La soledad, que era tan buena para el catarro, le había tirado los ojos más allá de las órbitas, hasta ese punto infinito en que se perdían en el rostro. Ahora estaba luchando contra las tinieblas del olvido, meciendo los recuerdos de la juventud en el balance del portal, cuando se le presentó un recuerdo en forma de queja:
¿Cuándo es que vas a buscar lirios?
El anciano, que para colmo, tenía fama de cortar con la mirada, buscó en todas direcciones queriendo saber quién se atrevía a hablarle de esa manera. Casi instante reconoció la voz de su difunta esposa y en el delirium tremens de la confusión le contestó a los vientos:
Será el mismo día en que te vuelva a ver, mujer del demonio.
Sin quererlo, sin calcular el alcance de sus palabras le salió tono de rencor en forma de amenaza para chantejearla, para hacerla volver a la existencia, obviando la imposibilidad de los espectros para asumir cuerpos mortales, desconociendo además que ella era la última en la enorme fila que se extendía por detrás del mundo hasta doblar las estrellas, de los que esperaban la próxima gran aventura de la reencarnación.
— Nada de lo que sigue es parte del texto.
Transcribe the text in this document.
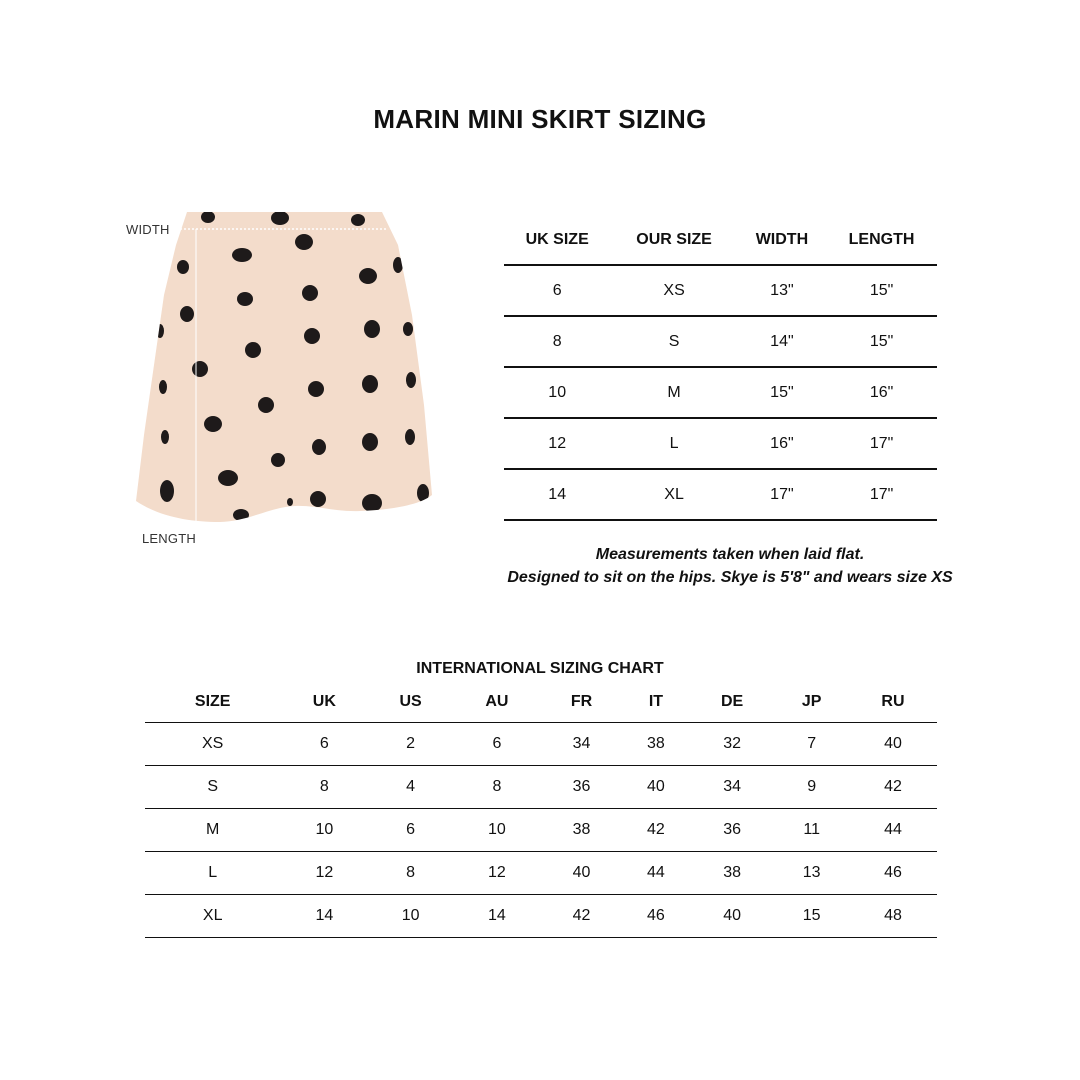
MARIN MINI SKIRT SIZING
WIDTH
LENGTH
UK SIZE	OUR SIZE	WIDTH	LENGTH
6	XS	13"	15"
8	S	14"	15"
10	M	15"	16"
12	L	16"	17"
14	XL	17"	17"

Measurements taken when laid flat.
Designed to sit on the hips. Skye is 5'8" and wears size XS

INTERNATIONAL SIZING CHART
SIZE	UK	US	AU	FR	IT	DE	JP	RU
XS	6	2	6	34	38	32	7	40
S	8	4	8	36	40	34	9	42
M	10	6	10	38	42	36	11	44
L	12	8	12	40	44	38	13	46
XL	14	10	14	42	46	40	15	48
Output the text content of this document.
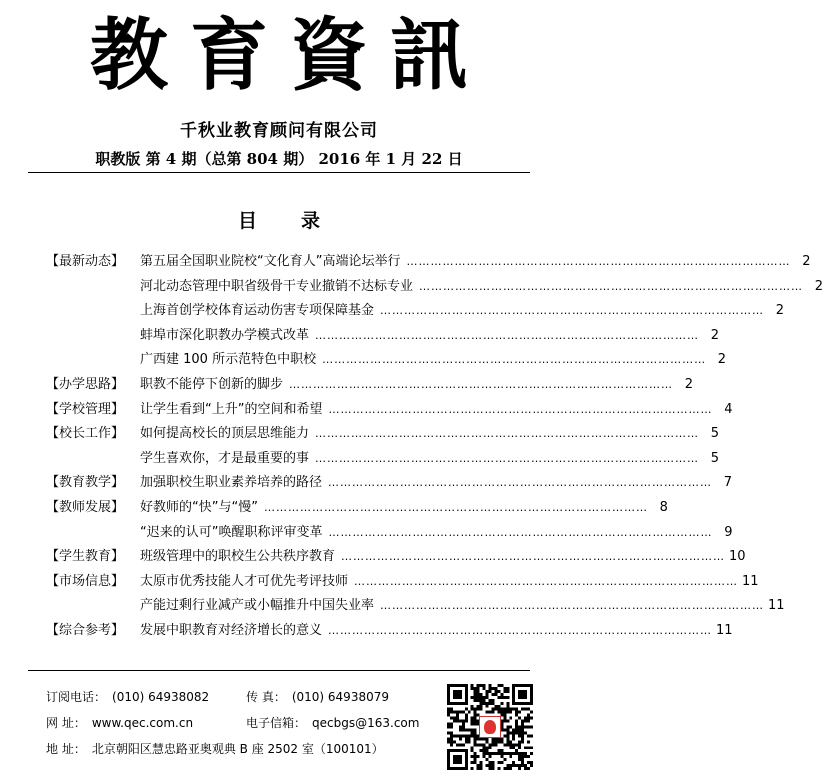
教育資訊
千秋业教育顾问有限公司
职教版 第 4 期（总第 804 期） 2016 年 1 月 22 日
目录
【最新动态】	第五届全国职业院校“文化育人”高端论坛举行 …………………………………………………………………………………… 2

河北动态管理中职省级骨干专业撤销不达标专业 …………………………………………………………………………………… 2

上海首创学校体育运动伤害专项保障基金 …………………………………………………………………………………… 2

蚌埠市深化职教办学模式改革 …………………………………………………………………………………… 2

广西建 100 所示范特色中职校 …………………………………………………………………………………… 2
【办学思路】	职教不能停下创新的脚步 …………………………………………………………………………………… 2
【学校管理】	让学生看到“上升”的空间和希望 …………………………………………………………………………………… 4
【校长工作】	如何提高校长的顶层思维能力 …………………………………………………………………………………… 5

学生喜欢你，才是最重要的事 …………………………………………………………………………………… 5
【教育教学】	加强职校生职业素养培养的路径 …………………………………………………………………………………… 7
【教师发展】	好教师的“快”与“慢” …………………………………………………………………………………… 8

“迟来的认可”唤醒职称评审变革 …………………………………………………………………………………… 9
【学生教育】	班级管理中的职校生公共秩序教育 …………………………………………………………………………………… 10
【市场信息】	太原市优秀技能人才可优先考评技师 …………………………………………………………………………………… 11

产能过剩行业减产或小幅推升中国失业率 …………………………………………………………………………………… 11
【综合参考】	发展中职教育对经济增长的意义 …………………………………………………………………………………… 11
订阅电话： (010) 64938082	传 真： (010) 64938079
网 址： www.qec.com.cn	电子信箱： qecbgs@163.com
地 址： 北京朝阳区慧忠路亚奥观典 B 座 2502 室（100101）
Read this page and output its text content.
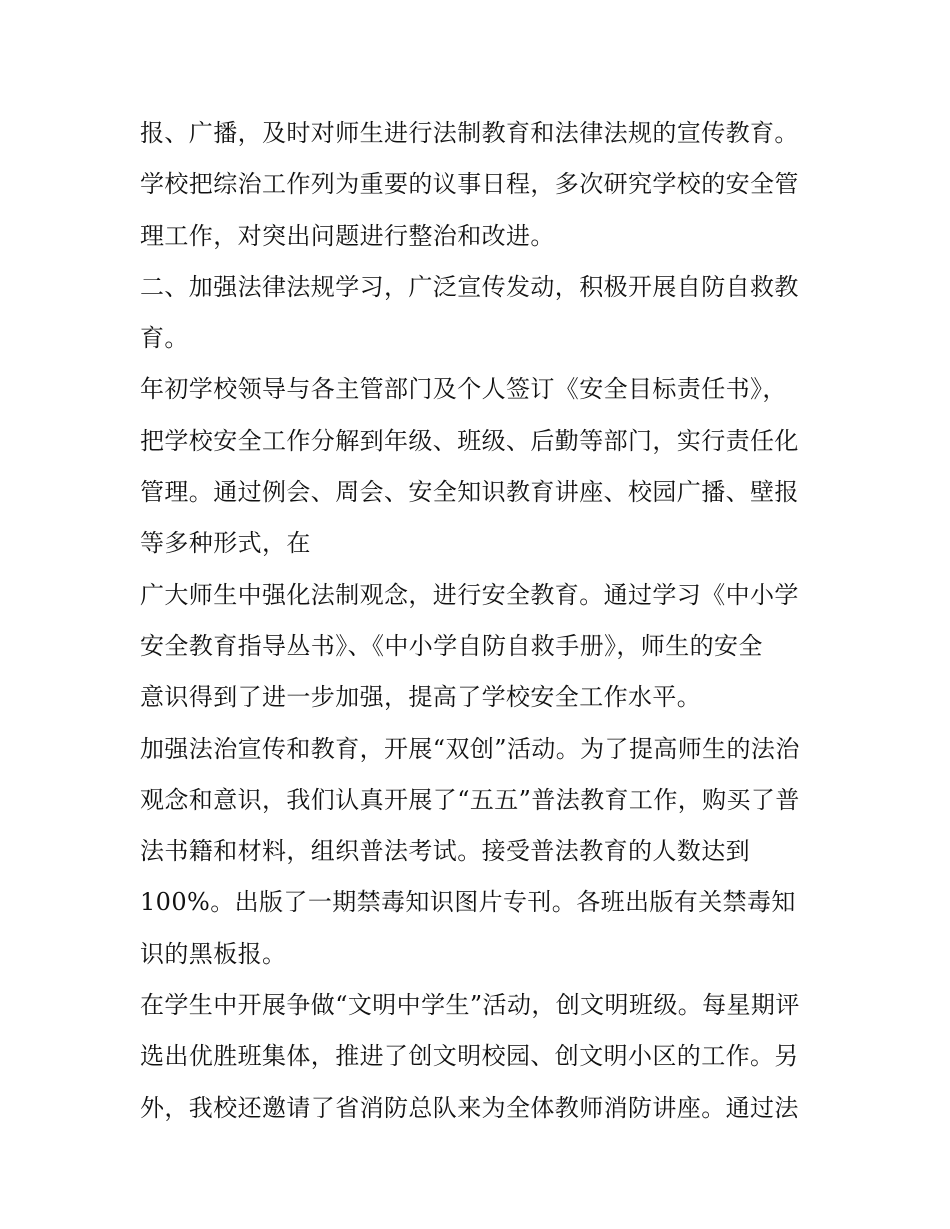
报、广播，及时对师生进行法制教育和法律法规的宣传教育。
学校把综治工作列为重要的议事日程，多次研究学校的安全管
理工作，对突出问题进行整治和改进。
二、加强法律法规学习，广泛宣传发动，积极开展自防自救教
育。
年初学校领导与各主管部门及个人签订《安全目标责任书》，
把学校安全工作分解到年级、班级、后勤等部门，实行责任化
管理。通过例会、周会、安全知识教育讲座、校园广播、壁报
等多种形式，在
广大师生中强化法制观念，进行安全教育。通过学习《中小学
安全教育指导丛书》、《中小学自防自救手册》，师生的安全
意识得到了进一步加强，提高了学校安全工作水平。
加强法治宣传和教育，开展“双创”活动。为了提高师生的法治
观念和意识，我们认真开展了“五五”普法教育工作，购买了普
法书籍和材料，组织普法考试。接受普法教育的人数达到
100%。出版了一期禁毒知识图片专刊。各班出版有关禁毒知
识的黑板报。
在学生中开展争做“文明中学生”活动，创文明班级。每星期评
选出优胜班集体，推进了创文明校园、创文明小区的工作。另
外，我校还邀请了省消防总队来为全体教师消防讲座。通过法
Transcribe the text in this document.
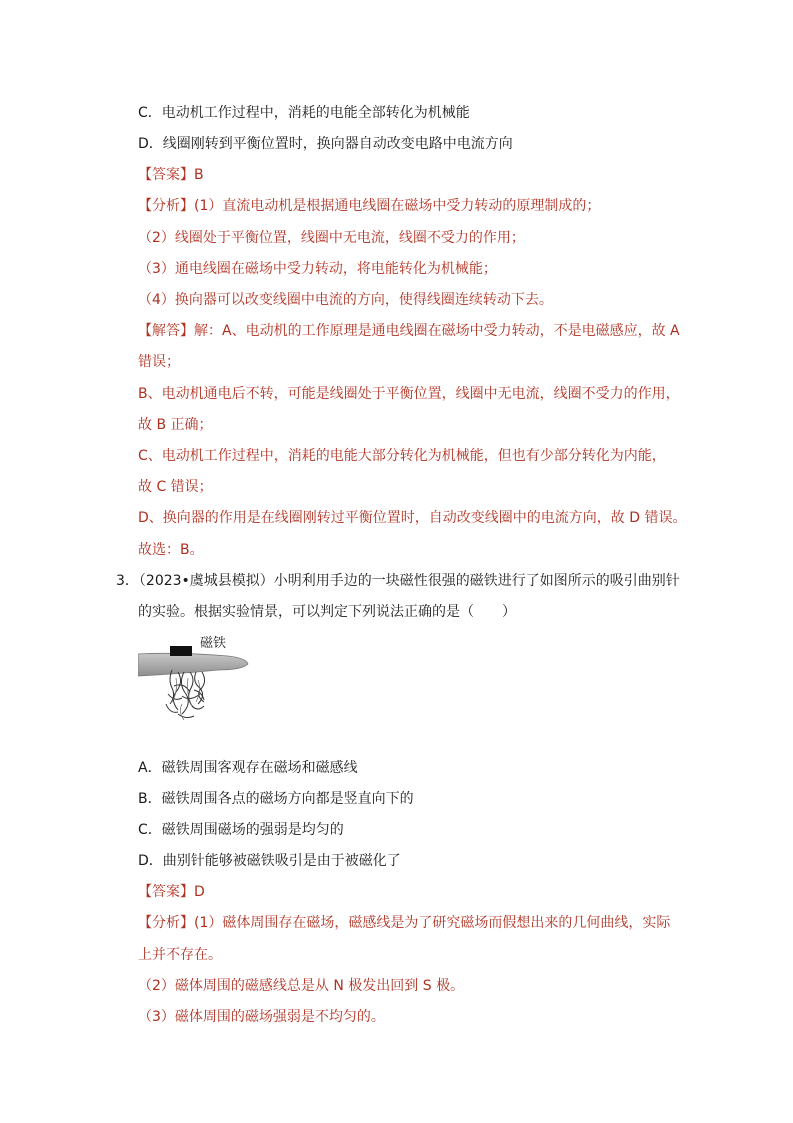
C．电动机工作过程中，消耗的电能全部转化为机械能
D．线圈刚转到平衡位置时，换向器自动改变电路中电流方向
【答案】B
【分析】(1）直流电动机是根据通电线圈在磁场中受力转动的原理制成的；
（2）线圈处于平衡位置，线圈中无电流，线圈不受力的作用；
（3）通电线圈在磁场中受力转动，将电能转化为机械能；
（4）换向器可以改变线圈中电流的方向，使得线圈连续转动下去。
【解答】解：A、电动机的工作原理是通电线圈在磁场中受力转动，不是电磁感应，故 A
错误；
B、电动机通电后不转，可能是线圈处于平衡位置，线圈中无电流，线圈不受力的作用，
故 B 正确；
C、电动机工作过程中，消耗的电能大部分转化为机械能，但也有少部分转化为内能，
故 C 错误；
D、换向器的作用是在线圈刚转过平衡位置时，自动改变线圈中的电流方向，故 D 错误。
故选：B。
3．（2023•虞城县模拟）小明利用手边的一块磁性很强的磁铁进行了如图所示的吸引曲别针
的实验。根据实验情景，可以判定下列说法正确的是（　　）
磁铁
A．磁铁周围客观存在磁场和磁感线
B．磁铁周围各点的磁场方向都是竖直向下的
C．磁铁周围磁场的强弱是均匀的
D．曲别针能够被磁铁吸引是由于被磁化了
【答案】D
【分析】(1）磁体周围存在磁场，磁感线是为了研究磁场而假想出来的几何曲线，实际
上并不存在。
（2）磁体周围的磁感线总是从 N 极发出回到 S 极。
（3）磁体周围的磁场强弱是不均匀的。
Hasta ahí llegaron sus palabras. La muerta, que en vida jamás le perdonó una amenaza, se sintió brutalmente ofendida y quiso traerlo hacia ella.
Se lo llevaba arrastrado, poco a poco, sin que se diera cuenta, tirándole de los hilos del tiempo con una vejez apresurada. Ya cada hora en la tierra pesaba como mil años. El tiempo pasaba por él tan de prisa que la expresión de su rostro se confundía con el llanto y los ojos ya mucho se parecían a la mirada del sol cuando se está apagando. La muerta aprovechaba además la mínima oportunidad para incomodarlo, ya triándole de las sábanas mientras dormía o confundieno los obejtos más simples del uso diario, o pronunciando de vez en cuando el reclamo:
¿Cuándo es que vas a buscar lirios?
Sabía que no estaría tranquilio hasta encontrar los dichosos lirios, que en vida la hacían tan felices y que después de muerta tanto necesitaba.
El hombre, que antaño fue un jardinero experimentado salió a cumplir el reclamo de su mujer temiendo que se vengara, como era costumbre en vida. Le era pesado caminar y a penas podía con las tiejeras de poda cuando se adentró en el bosque siguiendo la pista de su mujer. La muerta lo condujo por un camino empinado que parecía acabar en la nada. Ya cuando estaba muy lejos sintió el olor de las flores, se acercó más y más, pero se había olvidado de que los lirios les gustaba crecer al borde de un precipicio. Al estirarse para alcanzarlos perdió el equilibrio. Estuvo cayendo durante largo rato por el barranco de rocas afiladas. Desconociendo que abajo estaba la muerta, esperando el montón de carnes molidas con una sonrisa tremenda pintada en el rostro.